Through the binoculars the Moon was stunning. Usually even with earthglow it’s difficult to make out features on the shadowed side of the Moon, but the earthglow was particularly bright. The Sea of Showers and Ocean of Storms were fully visible.
Through the binoculars the crescent of Venus was again visible. I was momentarily surprised to see that Venus’ crescent was still farther from new than the Moon’s despite its apparent relative proximity to the Sun. It didn’t take very long to realize that this is because Venus literally is much closer to the Sun, so the light hitting Venus from the Sun is at a much greater angle to us than the light hitting the moon. Seeing this gave a rare depth to the sky. For a moment, the sky no longer seemed like light painted on a dome with all the lights at the same apparent distance, but as it actually is with perspective and depth. It’s spooky and almost chilling how much emptiness there is between us and our nearest neighbors, and marvelous to see the evening sky and perceive our solar system in three dimensions.
Moments like this when I come closer to comprehending the distances and scale of our cosmic neighborhood are precious. Too often the solar system appears in my mind as a scale model with billiard balls representing the planets and distances only as abstract numbers. However inadequate to understanding these scales, however inaccurate my understanding of these distances may be, I still prefer these moments to the times when I see only the celestial dome.
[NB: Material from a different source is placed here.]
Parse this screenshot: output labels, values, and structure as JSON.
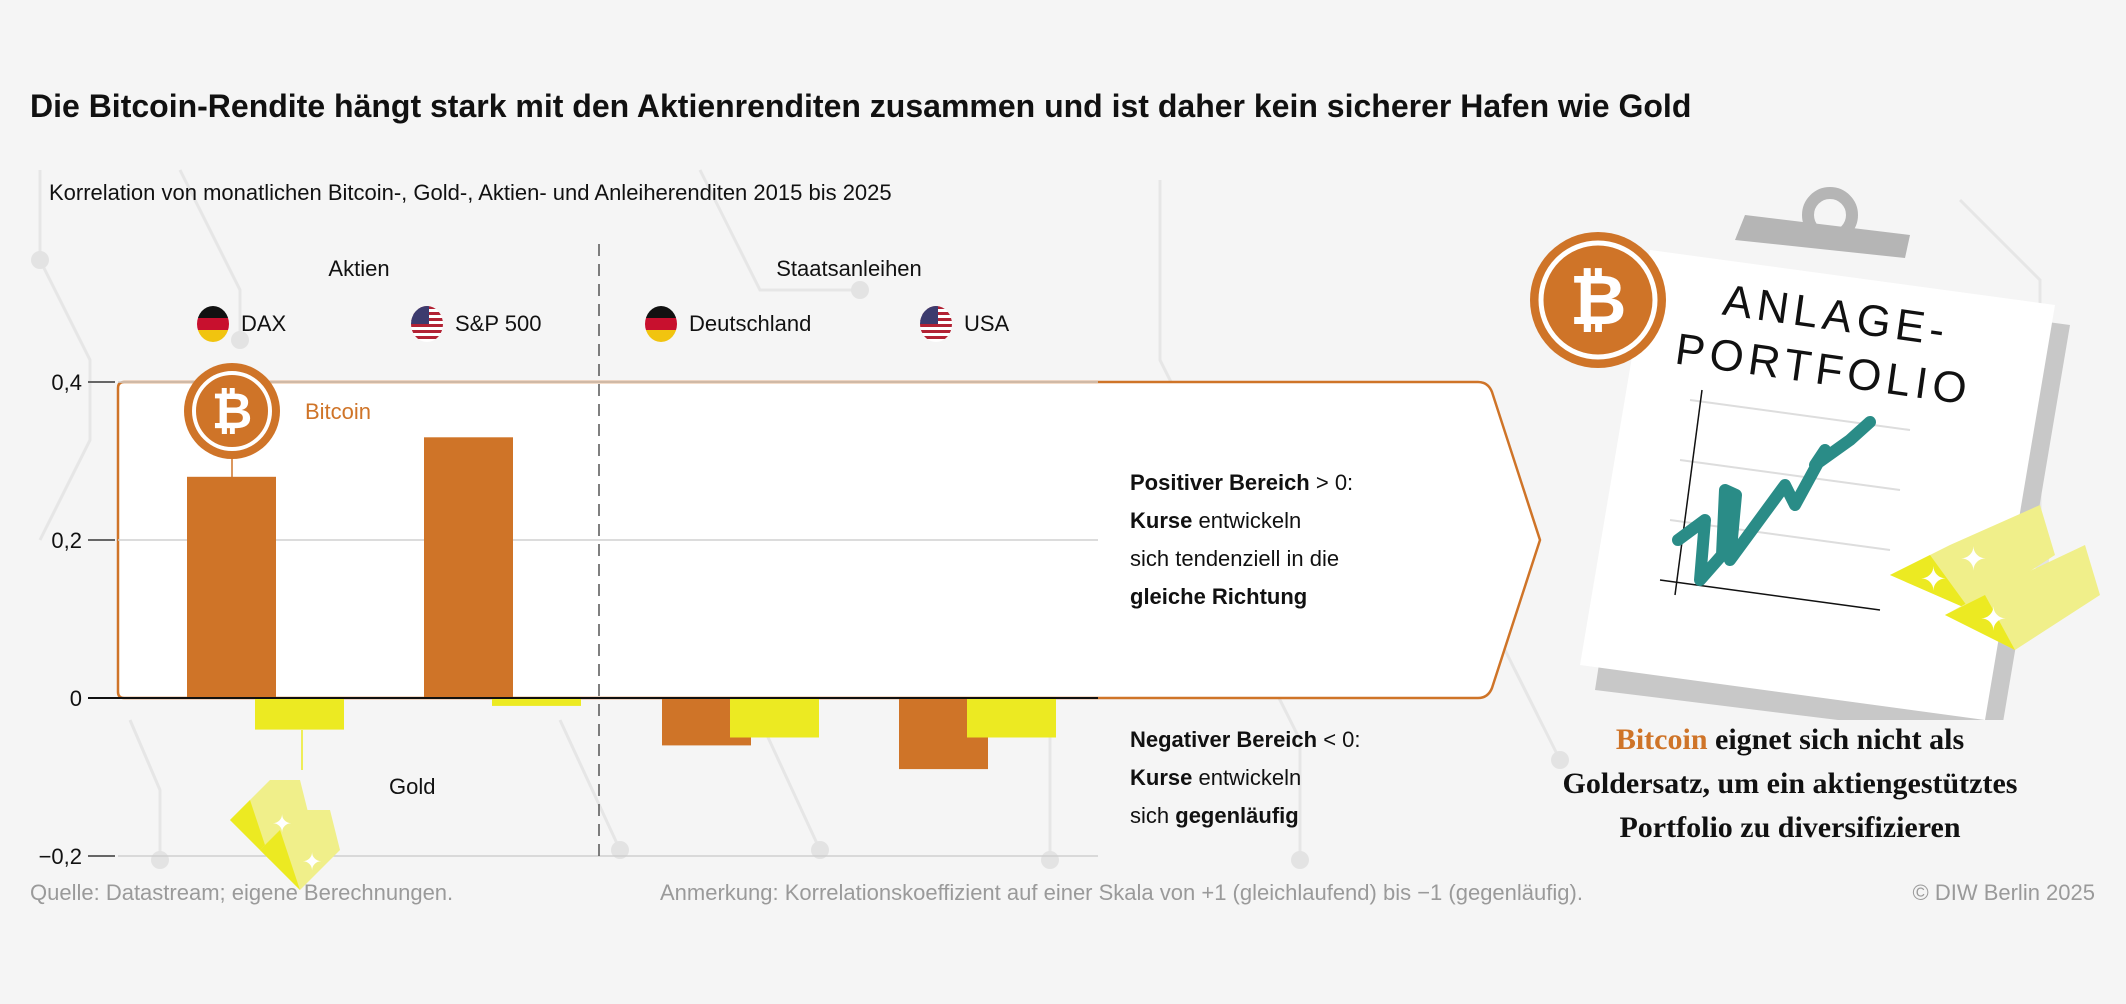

I wish that I had a camera with a longer lens and better exposure control, but I could not resist popping the screens out of my window and setting up the tripod with my point-and-shoot. I shot about four dozen photos through my living room window tonight, but all were pretty similar and none have the detail I wanted so much to capture. Somehow it’s still a pleasure for me to sort through them all, but really the two I’m attaching to this post pretty much tell it all.
It’s a little strange to me to do any observing from indoors, but the living room is really the best view of the Western sky I have without going a few blocks uphill, and it’s actually the place where I have the most control over the light around me unless I leave the City limits.
However, if I’d known how spectacular the evening sky would be, it would have been worth a ride either down the peninsula or up the coast. The Moon is only two days past new; tomorrow evening the crescent will still be fairly thin, but it won’t be so near to Venus as it was tonight. It’ll be another eleven months before the Moon is near Venus in the evening sky again, and then another five or six months before Venus starts to appear as bright as it is now. There certainly will be other chances, but not very soon.